Best Wedding Loans of 2022: How To Choose One

Wedding Loans
Forbes

Weddings are generally expensive, and you may not have enough money saved to cover the costs. If you can afford to make monthly payments, a wedding loan can be a useful alternative for planning your perfect day. Wedding loans or unsecured personal loans can be used to meet all of your wedding expenses.
While banks, credit unions, and online lenders all provide personal loans for weddings, online lenders usually have the best possibilities. The online application process is straightforward and painless, and you might have funds in your account within a few business days. Examine our list of the best wedding loans, as well as the advice throughout, to locate the best lender for you.

What Is a Wedding Loan?

A wedding loan is an unsecured personal loan, which means it does not require collateral—something of value, such as a savings account, that the lender can seize if repayment terms are not met. Personal loans are a convenient way to finance standard wedding costs such as the venue, photographer, and caterer because they may be used for almost anything.

Wedding loans typically range from $1,000 to $100,000. You must make monthly installments with payoff terms ranging from one to seven years. Interest rates are highly influenced by your credit score, and the best rates go to applicants with good to exceptional credit.

When Is a Wedding Loan Necessary?

According to The Knot, the average cost of a wedding in 2020 was $19,000, a decrease from the $28,000 average expenditure in 2019. (The average cost in 2020 was skewed due to fewer marriages as a result of Covid.) If you don’t have a huge sum of money saved up and don’t have enough time to save, it may be a good idea to explore a wedding loan.

A wedding loan is usually only a good idea because of the financial commitment if you:

  • Obtain a cheap interest rate;
  • You know you’ll be able to make on-time monthly payments; or
  • Expect to get cash as wedding gifts, which you can use to help pay off your loan.

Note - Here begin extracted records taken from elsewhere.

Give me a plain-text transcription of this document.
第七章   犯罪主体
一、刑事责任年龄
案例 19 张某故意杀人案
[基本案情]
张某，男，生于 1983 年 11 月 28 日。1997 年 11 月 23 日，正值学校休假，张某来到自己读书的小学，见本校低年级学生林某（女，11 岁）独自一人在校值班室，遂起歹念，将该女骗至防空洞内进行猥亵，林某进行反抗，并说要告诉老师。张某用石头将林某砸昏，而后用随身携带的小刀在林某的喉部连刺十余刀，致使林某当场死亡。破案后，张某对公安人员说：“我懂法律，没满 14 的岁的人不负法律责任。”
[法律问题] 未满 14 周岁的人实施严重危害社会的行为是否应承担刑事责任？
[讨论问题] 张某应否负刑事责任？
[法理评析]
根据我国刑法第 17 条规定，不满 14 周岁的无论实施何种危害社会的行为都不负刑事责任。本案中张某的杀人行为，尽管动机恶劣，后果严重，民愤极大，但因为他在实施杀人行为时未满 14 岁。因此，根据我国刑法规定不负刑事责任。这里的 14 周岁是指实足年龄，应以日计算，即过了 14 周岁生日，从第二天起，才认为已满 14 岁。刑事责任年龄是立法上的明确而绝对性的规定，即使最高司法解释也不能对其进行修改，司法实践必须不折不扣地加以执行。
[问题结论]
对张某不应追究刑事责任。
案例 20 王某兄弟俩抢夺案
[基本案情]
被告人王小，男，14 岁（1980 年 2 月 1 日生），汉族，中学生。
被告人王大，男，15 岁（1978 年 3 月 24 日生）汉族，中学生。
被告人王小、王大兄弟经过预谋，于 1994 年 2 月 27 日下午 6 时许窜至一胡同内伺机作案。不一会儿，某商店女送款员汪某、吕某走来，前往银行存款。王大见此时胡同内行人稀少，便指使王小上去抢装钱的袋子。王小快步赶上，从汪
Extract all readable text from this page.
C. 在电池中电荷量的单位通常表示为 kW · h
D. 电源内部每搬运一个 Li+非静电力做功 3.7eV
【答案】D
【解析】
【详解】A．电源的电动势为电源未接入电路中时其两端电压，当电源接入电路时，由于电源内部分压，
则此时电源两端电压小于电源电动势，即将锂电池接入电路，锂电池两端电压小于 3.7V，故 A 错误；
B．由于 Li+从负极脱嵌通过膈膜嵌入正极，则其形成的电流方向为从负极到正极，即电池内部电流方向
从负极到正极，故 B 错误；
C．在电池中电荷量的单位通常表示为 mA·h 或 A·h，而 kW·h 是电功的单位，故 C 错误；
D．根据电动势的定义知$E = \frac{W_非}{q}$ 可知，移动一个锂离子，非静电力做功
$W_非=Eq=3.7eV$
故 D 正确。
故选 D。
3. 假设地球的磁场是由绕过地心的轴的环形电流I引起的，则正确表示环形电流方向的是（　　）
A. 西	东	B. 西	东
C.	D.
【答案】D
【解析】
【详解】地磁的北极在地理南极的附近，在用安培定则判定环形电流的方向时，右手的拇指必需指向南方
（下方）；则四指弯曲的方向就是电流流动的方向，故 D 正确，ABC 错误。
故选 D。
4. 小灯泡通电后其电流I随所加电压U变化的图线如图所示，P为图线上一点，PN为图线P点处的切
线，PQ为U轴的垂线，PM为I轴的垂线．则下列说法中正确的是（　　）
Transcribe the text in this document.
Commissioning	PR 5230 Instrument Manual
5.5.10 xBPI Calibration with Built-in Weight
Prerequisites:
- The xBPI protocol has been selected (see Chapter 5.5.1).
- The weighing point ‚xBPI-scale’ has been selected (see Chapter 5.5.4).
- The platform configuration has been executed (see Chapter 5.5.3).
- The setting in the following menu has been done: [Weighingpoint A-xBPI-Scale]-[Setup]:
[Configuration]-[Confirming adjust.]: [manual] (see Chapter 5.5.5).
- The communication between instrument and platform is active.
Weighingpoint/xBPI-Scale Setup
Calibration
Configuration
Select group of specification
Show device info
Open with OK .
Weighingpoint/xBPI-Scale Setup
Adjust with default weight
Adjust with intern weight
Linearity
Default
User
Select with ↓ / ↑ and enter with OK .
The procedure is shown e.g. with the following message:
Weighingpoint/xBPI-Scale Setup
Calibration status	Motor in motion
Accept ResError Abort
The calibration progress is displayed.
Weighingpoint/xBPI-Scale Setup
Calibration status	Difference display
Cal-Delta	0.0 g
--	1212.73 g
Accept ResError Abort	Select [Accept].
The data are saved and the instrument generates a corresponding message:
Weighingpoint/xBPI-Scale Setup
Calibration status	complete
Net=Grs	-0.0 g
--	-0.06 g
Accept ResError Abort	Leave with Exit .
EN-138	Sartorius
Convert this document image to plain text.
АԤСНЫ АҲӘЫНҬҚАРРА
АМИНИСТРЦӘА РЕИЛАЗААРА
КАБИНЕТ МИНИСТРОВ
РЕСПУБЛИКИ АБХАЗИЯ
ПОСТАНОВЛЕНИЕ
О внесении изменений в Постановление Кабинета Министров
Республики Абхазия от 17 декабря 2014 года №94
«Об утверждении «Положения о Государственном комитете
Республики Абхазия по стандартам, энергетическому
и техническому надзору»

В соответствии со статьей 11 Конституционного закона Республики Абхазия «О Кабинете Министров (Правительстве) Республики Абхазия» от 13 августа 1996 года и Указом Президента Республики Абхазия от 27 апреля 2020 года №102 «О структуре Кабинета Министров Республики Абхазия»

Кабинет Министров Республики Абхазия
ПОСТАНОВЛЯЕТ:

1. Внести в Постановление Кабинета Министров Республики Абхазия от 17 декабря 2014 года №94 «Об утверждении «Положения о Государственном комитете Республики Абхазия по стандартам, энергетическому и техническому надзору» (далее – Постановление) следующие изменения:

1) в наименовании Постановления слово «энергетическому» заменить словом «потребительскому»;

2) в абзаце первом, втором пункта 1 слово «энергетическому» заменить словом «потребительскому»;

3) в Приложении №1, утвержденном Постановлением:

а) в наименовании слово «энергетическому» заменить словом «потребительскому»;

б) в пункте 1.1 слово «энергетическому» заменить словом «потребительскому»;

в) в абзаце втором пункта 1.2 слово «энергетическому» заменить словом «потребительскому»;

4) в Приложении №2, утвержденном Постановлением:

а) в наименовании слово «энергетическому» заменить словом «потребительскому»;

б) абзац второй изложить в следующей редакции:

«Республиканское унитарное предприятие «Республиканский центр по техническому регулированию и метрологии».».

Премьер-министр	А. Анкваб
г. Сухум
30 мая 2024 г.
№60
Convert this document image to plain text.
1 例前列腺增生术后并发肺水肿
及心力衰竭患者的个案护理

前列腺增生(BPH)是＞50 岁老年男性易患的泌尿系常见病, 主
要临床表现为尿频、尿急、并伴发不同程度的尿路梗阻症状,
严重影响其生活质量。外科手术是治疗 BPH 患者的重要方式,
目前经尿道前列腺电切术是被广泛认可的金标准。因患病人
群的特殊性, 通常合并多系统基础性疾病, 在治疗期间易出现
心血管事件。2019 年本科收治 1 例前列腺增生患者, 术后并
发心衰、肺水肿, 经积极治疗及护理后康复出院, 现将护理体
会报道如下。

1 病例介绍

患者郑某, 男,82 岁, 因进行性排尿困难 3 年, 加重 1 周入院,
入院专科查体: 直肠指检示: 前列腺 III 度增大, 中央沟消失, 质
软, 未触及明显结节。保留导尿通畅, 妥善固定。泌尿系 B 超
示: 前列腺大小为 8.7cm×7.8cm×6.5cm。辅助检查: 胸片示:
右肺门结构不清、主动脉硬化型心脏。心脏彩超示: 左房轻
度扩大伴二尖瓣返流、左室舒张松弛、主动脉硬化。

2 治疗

If you take out a wedding loan—or any form of loan for that matter—you must be certain that you can afford to repay the amount within the agreed-upon conditions. It’s not a wise financial decision if you can’t satisfy the repayment responsibilities. Failure to repay your loan can have serious consequences for your credit score and may result in further fines.

When Should You Consider Getting a Joint Wedding Loan With Your Spouse?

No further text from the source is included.